Mozambique Country Strategy and Programme Evaluation (2017)

November 2017

During the period under evaluation, IFAD provided six loans to Mozambique, for a total value of US$ 239 million. The evaluation found a positive impact which included significant capacity development at the institutional, community and individual levels, improvements in access to micro-credit for household assets and petty-trade through savings and credit associations, and empowerment of women thanks to literacy initiatives.

Notwithstanding these achievements, projects' focus on small farmers with marketable surplus meant that less attention was paid to potentially food insecure farmers. This is a major challenge for the Government and IFAD to consider in the context of the 2030 Agenda for Sustainable Development, and the Sustainable Development Goal

(SDG) 2 in particular. Additionally, targeting strategies should consider more vulnerable groups, including women, youth, and people living with HIV. Against the backdrop of the SDGs, the challenge is no longer to reduce poverty but to eradicate it by 2030.

The evaluation recommends that IFAD should continue to focus on rural poor and on more vulnerable groups, including women, youth and people living with HIV. A bottom-up approach to reducing food insecurity, malnutrition, poverty and vulnerability is compatible with value chain development and integration into markets, and is likely to be more effective and efficient in the medium-term compared to trickle-down strategies.


Arab Republic of Egypt Country Strategy and Programme Evaluation (2017)

October 2017

This evaluation covers the IFAD-supported country programme and strategy in Egypt for the period 2005 to 2016. Egypt is the largest borrower among the 22 countries in the Near East and North Africa region in which IFAD operates (15.8 per cent).

The country programme has achieved some notable impacts, especially in improving farming systems in the old lands, and improving water and land management practices in the new lands, which are certainly key to enabling poor rural farmers to increase their production and their productivity. The focus on similar rural development issues has held steady over a long period, but opportunities to learn from this long-term engagement have been missed.

During this period, the Government became more demanding in what it expects from increasingly expensive loans. Moreover, the scale of the challenges it needs to address will require more diverse and innovative solutions. For IFAD, this means that replicating well-tested approaches will not be sufficient. The Fund will need to sharpen its strategic focus, push for greater innovation, join forces with a wider range of partnerships, and ensure broad-based government ownership throughout its interventions.

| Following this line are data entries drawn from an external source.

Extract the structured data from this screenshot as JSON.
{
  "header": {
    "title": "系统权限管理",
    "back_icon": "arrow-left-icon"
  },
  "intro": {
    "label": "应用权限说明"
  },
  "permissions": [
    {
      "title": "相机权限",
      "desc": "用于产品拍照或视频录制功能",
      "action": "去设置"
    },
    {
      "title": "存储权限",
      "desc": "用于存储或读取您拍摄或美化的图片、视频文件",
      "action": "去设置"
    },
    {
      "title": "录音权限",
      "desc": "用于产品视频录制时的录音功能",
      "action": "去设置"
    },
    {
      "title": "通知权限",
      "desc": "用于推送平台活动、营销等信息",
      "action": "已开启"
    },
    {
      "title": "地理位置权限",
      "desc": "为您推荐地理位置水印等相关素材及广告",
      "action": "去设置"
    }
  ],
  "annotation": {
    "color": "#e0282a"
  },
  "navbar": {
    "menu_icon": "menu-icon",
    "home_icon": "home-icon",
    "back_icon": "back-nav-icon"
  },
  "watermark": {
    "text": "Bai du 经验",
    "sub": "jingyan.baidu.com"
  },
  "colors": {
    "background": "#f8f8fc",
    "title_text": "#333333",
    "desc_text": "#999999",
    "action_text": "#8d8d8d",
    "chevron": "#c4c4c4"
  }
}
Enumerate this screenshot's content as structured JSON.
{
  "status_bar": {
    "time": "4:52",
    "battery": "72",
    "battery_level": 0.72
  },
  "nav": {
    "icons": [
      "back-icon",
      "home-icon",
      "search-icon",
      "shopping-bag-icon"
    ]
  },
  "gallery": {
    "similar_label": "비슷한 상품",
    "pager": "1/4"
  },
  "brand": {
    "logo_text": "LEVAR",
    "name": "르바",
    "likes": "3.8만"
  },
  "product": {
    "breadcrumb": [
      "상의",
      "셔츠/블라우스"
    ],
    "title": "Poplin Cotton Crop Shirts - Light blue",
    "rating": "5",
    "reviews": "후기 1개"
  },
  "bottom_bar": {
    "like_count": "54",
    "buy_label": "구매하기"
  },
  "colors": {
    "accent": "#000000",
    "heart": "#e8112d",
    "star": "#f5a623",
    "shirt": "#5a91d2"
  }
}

Nicaragua Country Strategy and Programme Evaluation (2017)

June 2017

The IFAD-supported country programme has made significant contributions to rural development in Nicaragua. To address the rapidly changing institutional framework, IFAD has introduced flexibility into its programme and continues to provide support for the country’s decisions and development plans.

The programme has contributed to the development of national strategies on access to markets, assets and value chains; strengthening of rural organizations; promotion of non-agricultural rural activities; and adaptation to climate change. One clearly positive aspect of the programme has been its focus on family farming. In this regard, the programme has established an area of thematic specialization that has created a distinct comparative advantage for IFAD-supported activities in the country.

There are opportunities to boost the contribution of non-lending activities under the programme. In particular, significant progress has been observed on policy dialogue in rural development, but has not translated into concrete contributions to policies and strategies. The strides made in knowledge management are still limited, due in great part to the lack of easy access to technical information or to the knowledge base accumulated by IFAD and other cooperation agencies. And partnerships with nongovernmental actors, including the private sector, are limited.